Don’t stir the tomatoes more than just once or twice after adding them to the pot. Uncovering to stir releases heat and slows the rate at which the tomatoes burst and release their juices. However, do make sure to stir regularly after the pasta is added to prevent the starchy noodles from sticking to the pot.
The sauce came out nice and creamy, and with the extra meat—OK, and a few more tomatoes—there was definitely plenty of leftovers.
Cavatappi with Italian Sausage, Tomatoes and Eggplant
3 Tbsp. extra-virgin olive oil, plus more to serve
2 Pints cherry or grape tomatoes
1 Small red onion, finely chopped
Kosher salt and ground black pepper
8 Oz. hot Italian sausage, casings removed
1 Qt. water
1 Lb. eggplant, peeled and cut into ¾-inch cubes
1 Lb. cavatappi pasta; or campanelle or gemelli
¾ Tsp. grated nutmeg
1 Cup lightly packed fresh basil, torn if large
Finely grated parmesan or pecorino romano, to serve
In a large pot over medium-high, combine the oil, tomatoes, onion and 1½ teaspoons salt.

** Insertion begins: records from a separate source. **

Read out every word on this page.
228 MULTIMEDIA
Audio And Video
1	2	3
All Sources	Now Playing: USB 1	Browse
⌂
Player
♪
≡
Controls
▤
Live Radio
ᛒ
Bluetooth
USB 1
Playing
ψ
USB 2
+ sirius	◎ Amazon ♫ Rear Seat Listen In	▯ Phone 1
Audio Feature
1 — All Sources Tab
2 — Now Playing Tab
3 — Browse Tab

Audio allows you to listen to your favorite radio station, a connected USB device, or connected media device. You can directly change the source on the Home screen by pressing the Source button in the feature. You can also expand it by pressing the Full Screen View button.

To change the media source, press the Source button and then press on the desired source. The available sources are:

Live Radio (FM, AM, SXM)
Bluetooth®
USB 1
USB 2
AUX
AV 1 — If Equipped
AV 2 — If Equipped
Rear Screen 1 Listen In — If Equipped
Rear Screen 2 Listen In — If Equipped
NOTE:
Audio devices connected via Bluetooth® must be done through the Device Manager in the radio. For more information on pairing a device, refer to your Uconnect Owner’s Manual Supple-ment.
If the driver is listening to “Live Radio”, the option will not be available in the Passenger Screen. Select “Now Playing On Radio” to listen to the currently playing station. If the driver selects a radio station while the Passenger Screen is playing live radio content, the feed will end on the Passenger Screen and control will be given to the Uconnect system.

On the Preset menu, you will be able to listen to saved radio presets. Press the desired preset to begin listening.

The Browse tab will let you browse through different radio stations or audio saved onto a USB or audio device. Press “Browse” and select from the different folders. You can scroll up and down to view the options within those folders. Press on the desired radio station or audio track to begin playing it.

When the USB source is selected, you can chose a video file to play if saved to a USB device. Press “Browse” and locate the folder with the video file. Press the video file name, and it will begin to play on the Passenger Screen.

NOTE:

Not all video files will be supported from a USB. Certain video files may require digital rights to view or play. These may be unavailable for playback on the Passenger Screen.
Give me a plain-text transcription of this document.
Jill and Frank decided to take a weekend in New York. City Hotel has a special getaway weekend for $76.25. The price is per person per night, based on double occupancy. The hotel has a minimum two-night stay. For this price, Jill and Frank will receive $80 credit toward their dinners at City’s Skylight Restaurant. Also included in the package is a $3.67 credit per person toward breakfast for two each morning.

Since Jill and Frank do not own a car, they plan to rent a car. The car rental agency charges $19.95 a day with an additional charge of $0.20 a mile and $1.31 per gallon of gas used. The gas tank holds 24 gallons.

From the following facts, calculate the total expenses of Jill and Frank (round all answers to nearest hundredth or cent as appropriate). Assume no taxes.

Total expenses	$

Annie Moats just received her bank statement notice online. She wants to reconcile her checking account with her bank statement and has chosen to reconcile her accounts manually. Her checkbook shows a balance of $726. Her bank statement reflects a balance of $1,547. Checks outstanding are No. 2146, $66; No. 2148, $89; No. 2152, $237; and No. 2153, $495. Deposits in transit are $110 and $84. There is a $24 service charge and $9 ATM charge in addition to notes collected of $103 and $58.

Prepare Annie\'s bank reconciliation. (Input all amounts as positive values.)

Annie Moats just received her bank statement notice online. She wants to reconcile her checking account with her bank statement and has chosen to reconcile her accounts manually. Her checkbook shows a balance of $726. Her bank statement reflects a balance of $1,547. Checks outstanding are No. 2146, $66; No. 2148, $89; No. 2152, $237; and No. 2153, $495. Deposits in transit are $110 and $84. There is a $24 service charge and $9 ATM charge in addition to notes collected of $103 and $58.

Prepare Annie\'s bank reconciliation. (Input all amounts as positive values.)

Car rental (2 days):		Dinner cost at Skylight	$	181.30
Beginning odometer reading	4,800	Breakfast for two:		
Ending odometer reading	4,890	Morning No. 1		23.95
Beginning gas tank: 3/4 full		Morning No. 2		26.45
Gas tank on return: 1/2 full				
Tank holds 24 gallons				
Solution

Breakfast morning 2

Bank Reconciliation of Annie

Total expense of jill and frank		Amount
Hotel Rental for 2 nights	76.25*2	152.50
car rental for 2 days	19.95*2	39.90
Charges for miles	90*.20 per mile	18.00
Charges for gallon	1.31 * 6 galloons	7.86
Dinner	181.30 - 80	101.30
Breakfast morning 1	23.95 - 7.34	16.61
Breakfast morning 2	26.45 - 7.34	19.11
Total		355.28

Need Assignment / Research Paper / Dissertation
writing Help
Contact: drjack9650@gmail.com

Cover and cook, stirring only once or twice, until the tomatoes begin to burst, 5 to 7 minutes.
Add the sausage and cook, uncovered and using a wooden spoon to break up the meat and tomatoes, until the sausage is no longer pink, 2 to 3 minutes.
Stir in the eggplant. Add 1 quart water and bring to a boil. Stir in the cavatappi (or other pasta), nutmeg and ½ teaspoon pepper. Cover, reduce to medium and cook, stirring occasionally and maintaining a vigorous simmer, until the pasta is al dente, 10 to 12 minutes.
Taste and season with salt and pepper, then stir in the basil.
Serve drizzled with additional oil and sprinkled with cheese.